No, He was well-pleased with those who had been anxiously awaiting the birth of His Messiah. He was well-pleased with the shepherds who were most likely Jews who had been raised on the ancient scriptures, but had no idea that they would see them come to life before their very eyes. He was even well-pleased with the wise men who realized, when they saw the star, that they weren’t as wise as they had thought, so they mounted their camels and came to see what event it heralded, for in their hearts, they were seeking for a King. God was well-pleased with Joseph, who, although he was a man with manly desires, kept Mary a virgin until she gave birth to His Son.

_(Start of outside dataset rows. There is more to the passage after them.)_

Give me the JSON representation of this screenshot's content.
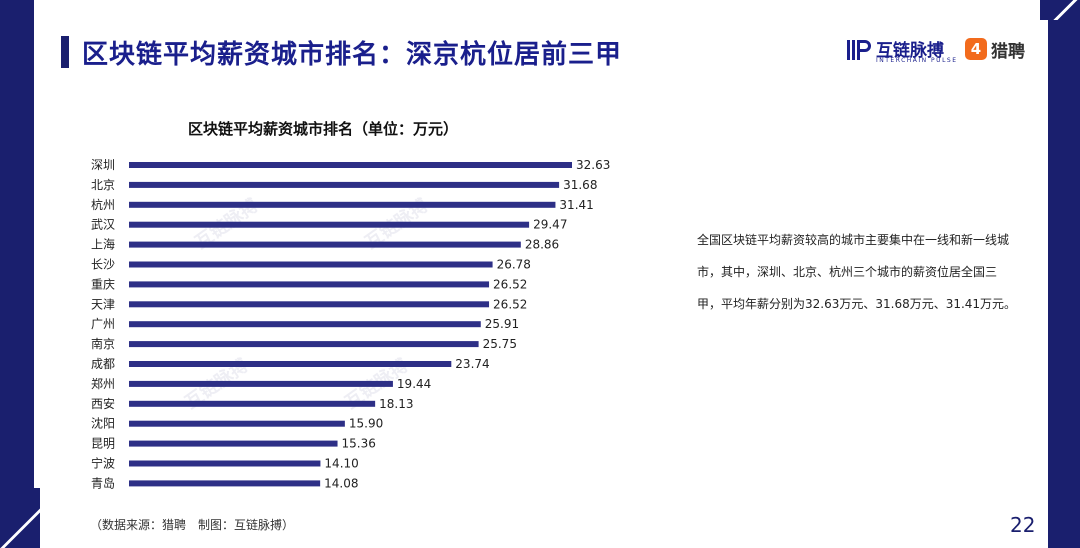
{
  "page": {
    "title": "区块链平均薪资城市排名：深京杭位居前三甲",
    "page_number": "22"
  },
  "logos": {
    "interchain_name": "互链脉搏",
    "interchain_sub": "INTERCHAIN PULSE",
    "liepin_mark": "4",
    "liepin_name": "猎聘"
  },
  "description": "全国区块链平均薪资较高的城市主要集中在一线和新一线城市，其中，深圳、北京、杭州三个城市的薪资位居全国三甲，平均年薪分别为32.63万元、31.68万元、31.41万元。",
  "source": "（数据来源：猎聘　制图：互链脉搏）",
  "watermark": "互链脉搏",
  "colors": {
    "bar": "#2d2f86",
    "title": "#1a1f8c",
    "frame": "#1a1f6e",
    "accent": "#f26b1d"
  },
  "chart_data": {
    "type": "bar",
    "orientation": "horizontal",
    "title": "区块链平均薪资城市排名（单位：万元）",
    "categories": [
      "深圳",
      "北京",
      "杭州",
      "武汉",
      "上海",
      "长沙",
      "重庆",
      "天津",
      "广州",
      "南京",
      "成都",
      "郑州",
      "西安",
      "沈阳",
      "昆明",
      "宁波",
      "青岛"
    ],
    "values": [
      32.63,
      31.68,
      31.41,
      29.47,
      28.86,
      26.78,
      26.52,
      26.52,
      25.91,
      25.75,
      23.74,
      19.44,
      18.13,
      15.9,
      15.36,
      14.1,
      14.08
    ],
    "value_labels": [
      "32.63",
      "31.68",
      "31.41",
      "29.47",
      "28.86",
      "26.78",
      "26.52",
      "26.52",
      "25.91",
      "25.75",
      "23.74",
      "19.44",
      "18.13",
      "15.90",
      "15.36",
      "14.10",
      "14.08"
    ],
    "xlim": [
      0,
      32.63
    ],
    "grid": false,
    "legend": "none"
  }
}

Throughout the Bible, God has made it clear that He places His favor on those who seek Him. And for that reason, God’s peace was not something that He swathed the world with when Jesus was born. It was a gift that He gave to those in whom He delighted and who delighted in Him. He gave the world the Prince of Peace–Jesus–and in that incredible gift, He gave us His peace. It is a peace that is other-worldly. Here is how Jesus described it:
“Peace I leave with you; My peace I give to you; not as the world gives, do I give to you. Let not your heart be troubled, neither let it be fearful.” (John 14:27)
With the entrance of Jesus into the world that Christmas day came the most marvelous gift: God’s peace. And if you love God today and His Son Jesus, our Savior, then bathe yourself in it. It is yours straight from God, wrapped with a big red bow, dipped in the blood of Jesus.